Hawaii Agriculture Research Center (HARC)
Improvements in crop productivity and quality historically were achieved by a combination of increased farming inputs such as fertilizers and pesticides, and genetic improvement of the crop. Genetic improvement was accomplished through the traditional methods of plant breeding. Today, biotechnology is applied in crop improvement to enhance the efficiency and broaden the boundaries of traditional methods. HARC's biotechnology team utilizes techniques such as gene transformation through particle bombardment and/or agrobacterium to achieve insect and disease resistance to solve production problems and genome mapping to enhance breeding programs.
Currently, genetic transformation projects are on sugarcane, pineapple, coffee, and papaya. This year, genome mapping research has expanded from sugarcane to other tropical fruits such as papaya, coffee, macadamia nuts, and pineapple.
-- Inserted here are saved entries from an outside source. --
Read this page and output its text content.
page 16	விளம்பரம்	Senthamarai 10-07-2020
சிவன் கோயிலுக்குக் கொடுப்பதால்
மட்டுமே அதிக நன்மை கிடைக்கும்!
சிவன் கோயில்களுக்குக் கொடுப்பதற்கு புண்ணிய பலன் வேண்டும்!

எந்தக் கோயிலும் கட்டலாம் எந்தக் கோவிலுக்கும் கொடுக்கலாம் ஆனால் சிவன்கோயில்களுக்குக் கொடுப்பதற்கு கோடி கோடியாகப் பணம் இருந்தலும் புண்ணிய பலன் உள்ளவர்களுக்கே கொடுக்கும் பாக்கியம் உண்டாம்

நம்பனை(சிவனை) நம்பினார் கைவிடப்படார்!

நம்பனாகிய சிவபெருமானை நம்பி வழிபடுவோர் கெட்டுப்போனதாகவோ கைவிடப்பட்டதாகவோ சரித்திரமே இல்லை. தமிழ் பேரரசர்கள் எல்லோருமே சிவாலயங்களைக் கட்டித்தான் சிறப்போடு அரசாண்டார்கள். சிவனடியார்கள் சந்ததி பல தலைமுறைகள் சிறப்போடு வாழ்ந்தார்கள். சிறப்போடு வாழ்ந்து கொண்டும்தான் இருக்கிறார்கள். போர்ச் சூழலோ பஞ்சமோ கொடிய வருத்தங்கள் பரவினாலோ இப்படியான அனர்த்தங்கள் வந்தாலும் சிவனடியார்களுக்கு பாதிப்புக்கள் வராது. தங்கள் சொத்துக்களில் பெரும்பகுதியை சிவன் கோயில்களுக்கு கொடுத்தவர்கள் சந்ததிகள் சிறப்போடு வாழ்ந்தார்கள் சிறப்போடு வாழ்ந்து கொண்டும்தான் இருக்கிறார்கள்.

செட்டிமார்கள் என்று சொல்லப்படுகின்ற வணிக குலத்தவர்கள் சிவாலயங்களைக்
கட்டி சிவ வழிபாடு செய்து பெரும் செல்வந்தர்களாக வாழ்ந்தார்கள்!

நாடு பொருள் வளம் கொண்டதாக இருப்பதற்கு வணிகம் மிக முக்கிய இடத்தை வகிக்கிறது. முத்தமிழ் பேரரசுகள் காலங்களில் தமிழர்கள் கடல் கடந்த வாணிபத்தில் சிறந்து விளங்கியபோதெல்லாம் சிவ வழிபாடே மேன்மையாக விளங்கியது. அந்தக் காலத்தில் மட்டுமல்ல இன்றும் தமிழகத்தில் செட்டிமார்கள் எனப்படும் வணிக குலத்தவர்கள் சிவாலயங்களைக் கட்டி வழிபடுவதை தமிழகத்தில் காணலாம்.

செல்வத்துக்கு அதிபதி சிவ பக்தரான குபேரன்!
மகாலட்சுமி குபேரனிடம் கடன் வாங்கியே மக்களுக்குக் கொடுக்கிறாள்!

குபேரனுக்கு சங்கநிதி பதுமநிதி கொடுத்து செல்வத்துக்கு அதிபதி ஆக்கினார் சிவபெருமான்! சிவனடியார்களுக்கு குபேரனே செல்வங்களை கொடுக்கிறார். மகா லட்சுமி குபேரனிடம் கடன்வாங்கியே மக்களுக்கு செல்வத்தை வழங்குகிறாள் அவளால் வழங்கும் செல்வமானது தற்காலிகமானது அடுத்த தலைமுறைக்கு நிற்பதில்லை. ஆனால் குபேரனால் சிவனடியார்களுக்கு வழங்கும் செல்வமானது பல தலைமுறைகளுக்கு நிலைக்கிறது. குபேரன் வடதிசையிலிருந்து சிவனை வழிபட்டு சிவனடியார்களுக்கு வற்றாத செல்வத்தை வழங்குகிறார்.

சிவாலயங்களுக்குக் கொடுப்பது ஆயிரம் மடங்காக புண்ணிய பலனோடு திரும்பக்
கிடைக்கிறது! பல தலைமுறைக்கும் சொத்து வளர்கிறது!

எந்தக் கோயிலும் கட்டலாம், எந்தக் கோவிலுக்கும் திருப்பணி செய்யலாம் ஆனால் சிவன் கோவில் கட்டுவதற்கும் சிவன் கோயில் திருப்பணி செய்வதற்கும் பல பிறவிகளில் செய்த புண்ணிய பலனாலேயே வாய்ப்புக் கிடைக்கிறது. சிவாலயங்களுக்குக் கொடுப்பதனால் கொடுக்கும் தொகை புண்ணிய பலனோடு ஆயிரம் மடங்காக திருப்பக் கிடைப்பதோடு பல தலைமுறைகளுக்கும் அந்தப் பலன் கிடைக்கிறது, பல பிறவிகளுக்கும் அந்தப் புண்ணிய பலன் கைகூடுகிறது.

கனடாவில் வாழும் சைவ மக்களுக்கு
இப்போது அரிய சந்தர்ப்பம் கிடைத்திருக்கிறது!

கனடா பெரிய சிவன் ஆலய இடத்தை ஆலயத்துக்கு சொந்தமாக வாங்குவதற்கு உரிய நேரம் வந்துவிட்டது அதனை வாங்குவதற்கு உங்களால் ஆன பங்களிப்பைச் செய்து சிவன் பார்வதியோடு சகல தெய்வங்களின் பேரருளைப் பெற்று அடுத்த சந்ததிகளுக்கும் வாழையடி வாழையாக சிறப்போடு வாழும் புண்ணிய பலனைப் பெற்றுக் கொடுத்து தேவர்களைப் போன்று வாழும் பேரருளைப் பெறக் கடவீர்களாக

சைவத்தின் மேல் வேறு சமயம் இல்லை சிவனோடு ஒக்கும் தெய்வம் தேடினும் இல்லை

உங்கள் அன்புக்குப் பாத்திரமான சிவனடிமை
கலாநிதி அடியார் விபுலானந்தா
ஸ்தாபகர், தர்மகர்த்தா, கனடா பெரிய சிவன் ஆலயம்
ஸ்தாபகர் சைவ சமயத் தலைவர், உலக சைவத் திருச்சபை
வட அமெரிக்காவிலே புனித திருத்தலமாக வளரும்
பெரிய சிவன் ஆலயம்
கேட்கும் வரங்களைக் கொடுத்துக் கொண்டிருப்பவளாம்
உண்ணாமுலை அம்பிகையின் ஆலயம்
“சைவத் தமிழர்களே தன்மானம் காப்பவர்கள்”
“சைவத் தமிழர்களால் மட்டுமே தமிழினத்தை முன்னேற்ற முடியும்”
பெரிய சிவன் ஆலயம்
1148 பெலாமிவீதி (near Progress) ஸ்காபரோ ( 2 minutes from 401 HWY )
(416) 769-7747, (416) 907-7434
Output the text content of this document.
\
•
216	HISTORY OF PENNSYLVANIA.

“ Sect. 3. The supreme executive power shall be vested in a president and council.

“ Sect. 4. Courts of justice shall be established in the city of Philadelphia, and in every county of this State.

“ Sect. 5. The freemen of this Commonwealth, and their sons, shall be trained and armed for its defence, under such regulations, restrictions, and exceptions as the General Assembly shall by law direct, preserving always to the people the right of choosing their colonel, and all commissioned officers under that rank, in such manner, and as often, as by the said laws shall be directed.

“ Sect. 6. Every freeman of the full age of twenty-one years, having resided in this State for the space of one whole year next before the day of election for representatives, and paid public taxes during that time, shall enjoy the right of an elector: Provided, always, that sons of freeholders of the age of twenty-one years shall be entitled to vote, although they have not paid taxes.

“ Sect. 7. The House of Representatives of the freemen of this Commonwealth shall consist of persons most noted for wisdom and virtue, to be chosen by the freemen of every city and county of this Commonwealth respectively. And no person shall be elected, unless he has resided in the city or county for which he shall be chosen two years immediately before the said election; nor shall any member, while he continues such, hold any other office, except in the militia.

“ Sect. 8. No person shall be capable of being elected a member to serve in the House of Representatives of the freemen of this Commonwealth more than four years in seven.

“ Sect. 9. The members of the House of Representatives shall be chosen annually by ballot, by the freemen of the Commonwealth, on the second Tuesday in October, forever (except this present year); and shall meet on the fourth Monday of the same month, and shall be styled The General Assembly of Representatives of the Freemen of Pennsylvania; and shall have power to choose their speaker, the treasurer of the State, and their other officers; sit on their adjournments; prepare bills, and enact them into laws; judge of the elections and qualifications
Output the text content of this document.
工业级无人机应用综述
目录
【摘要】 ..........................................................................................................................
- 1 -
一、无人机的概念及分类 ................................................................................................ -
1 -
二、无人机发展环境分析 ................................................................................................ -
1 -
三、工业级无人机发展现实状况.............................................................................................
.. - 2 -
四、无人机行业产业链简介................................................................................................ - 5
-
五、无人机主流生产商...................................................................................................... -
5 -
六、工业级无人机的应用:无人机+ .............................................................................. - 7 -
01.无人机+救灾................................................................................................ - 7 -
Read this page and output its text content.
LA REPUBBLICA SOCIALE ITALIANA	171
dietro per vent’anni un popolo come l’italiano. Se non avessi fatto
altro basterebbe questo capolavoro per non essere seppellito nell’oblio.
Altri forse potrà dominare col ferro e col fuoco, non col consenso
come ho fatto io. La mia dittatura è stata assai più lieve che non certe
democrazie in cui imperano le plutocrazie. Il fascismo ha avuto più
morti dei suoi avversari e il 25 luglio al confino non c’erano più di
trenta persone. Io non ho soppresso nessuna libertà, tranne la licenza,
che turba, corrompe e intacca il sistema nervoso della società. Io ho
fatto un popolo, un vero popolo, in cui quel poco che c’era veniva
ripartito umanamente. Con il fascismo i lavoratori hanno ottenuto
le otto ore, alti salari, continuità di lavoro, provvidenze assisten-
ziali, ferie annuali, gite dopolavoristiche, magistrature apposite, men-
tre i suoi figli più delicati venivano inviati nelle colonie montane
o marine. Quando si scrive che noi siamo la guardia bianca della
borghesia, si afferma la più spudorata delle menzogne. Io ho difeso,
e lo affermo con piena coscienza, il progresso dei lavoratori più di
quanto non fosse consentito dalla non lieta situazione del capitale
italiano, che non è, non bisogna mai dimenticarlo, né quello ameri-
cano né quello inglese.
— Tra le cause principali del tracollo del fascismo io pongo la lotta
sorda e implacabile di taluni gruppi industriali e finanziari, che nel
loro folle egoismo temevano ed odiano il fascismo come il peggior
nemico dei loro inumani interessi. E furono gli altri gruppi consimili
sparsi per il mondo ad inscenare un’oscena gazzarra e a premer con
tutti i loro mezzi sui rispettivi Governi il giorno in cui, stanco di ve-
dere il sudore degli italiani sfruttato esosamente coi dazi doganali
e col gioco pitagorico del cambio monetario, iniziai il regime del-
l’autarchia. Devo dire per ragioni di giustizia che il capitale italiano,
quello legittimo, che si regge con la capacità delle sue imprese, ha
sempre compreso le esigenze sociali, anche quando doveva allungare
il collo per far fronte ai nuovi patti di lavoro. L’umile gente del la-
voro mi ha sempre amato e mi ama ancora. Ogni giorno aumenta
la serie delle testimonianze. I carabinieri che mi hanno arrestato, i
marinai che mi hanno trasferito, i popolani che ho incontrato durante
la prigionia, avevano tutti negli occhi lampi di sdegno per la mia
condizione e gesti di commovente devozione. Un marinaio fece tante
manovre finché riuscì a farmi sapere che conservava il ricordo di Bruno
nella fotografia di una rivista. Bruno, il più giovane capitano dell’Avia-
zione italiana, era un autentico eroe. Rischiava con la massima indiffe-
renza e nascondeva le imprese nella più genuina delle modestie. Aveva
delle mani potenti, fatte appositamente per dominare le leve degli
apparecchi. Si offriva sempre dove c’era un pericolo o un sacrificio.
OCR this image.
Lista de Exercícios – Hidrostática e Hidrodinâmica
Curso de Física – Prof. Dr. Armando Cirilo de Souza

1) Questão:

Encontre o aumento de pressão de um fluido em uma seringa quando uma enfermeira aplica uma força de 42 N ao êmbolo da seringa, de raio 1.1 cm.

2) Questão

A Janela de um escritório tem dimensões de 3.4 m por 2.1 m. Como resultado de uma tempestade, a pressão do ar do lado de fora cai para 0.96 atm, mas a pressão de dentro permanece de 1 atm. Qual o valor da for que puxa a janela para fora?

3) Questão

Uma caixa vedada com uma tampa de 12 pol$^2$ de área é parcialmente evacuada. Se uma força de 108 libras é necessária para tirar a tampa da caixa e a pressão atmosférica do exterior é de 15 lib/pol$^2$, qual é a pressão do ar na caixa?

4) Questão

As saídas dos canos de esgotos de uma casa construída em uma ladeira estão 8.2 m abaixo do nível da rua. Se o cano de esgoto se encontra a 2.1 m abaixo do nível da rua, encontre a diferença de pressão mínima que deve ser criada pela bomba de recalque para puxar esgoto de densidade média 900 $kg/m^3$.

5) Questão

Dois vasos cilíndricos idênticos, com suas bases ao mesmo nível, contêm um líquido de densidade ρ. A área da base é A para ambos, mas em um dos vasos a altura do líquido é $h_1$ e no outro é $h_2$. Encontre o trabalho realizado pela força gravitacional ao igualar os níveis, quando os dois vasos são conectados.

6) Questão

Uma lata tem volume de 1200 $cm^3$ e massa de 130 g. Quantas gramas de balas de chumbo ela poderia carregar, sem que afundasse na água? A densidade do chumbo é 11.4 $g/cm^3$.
Tissue culture protocols for plant regeneration and micropropagation for wide range of plants including sugarcane, pineapple, banana, taro, and woody species such as Eucalyptus and Acacia have been developed and are in use.
Cellular and molecular biology research is also conducted under funds received through the USDA. This program mainly sponsors graduate students at the University of Hawaii and post-doctoral researchers collaborating with USDA scientists at HARC. Projects include improving transformation efficiency through investigation of promoters, reducing variability of transgene expression, and increasing sucrose accumulation through cell transformation with constructs which alter soluble acid invertase activity.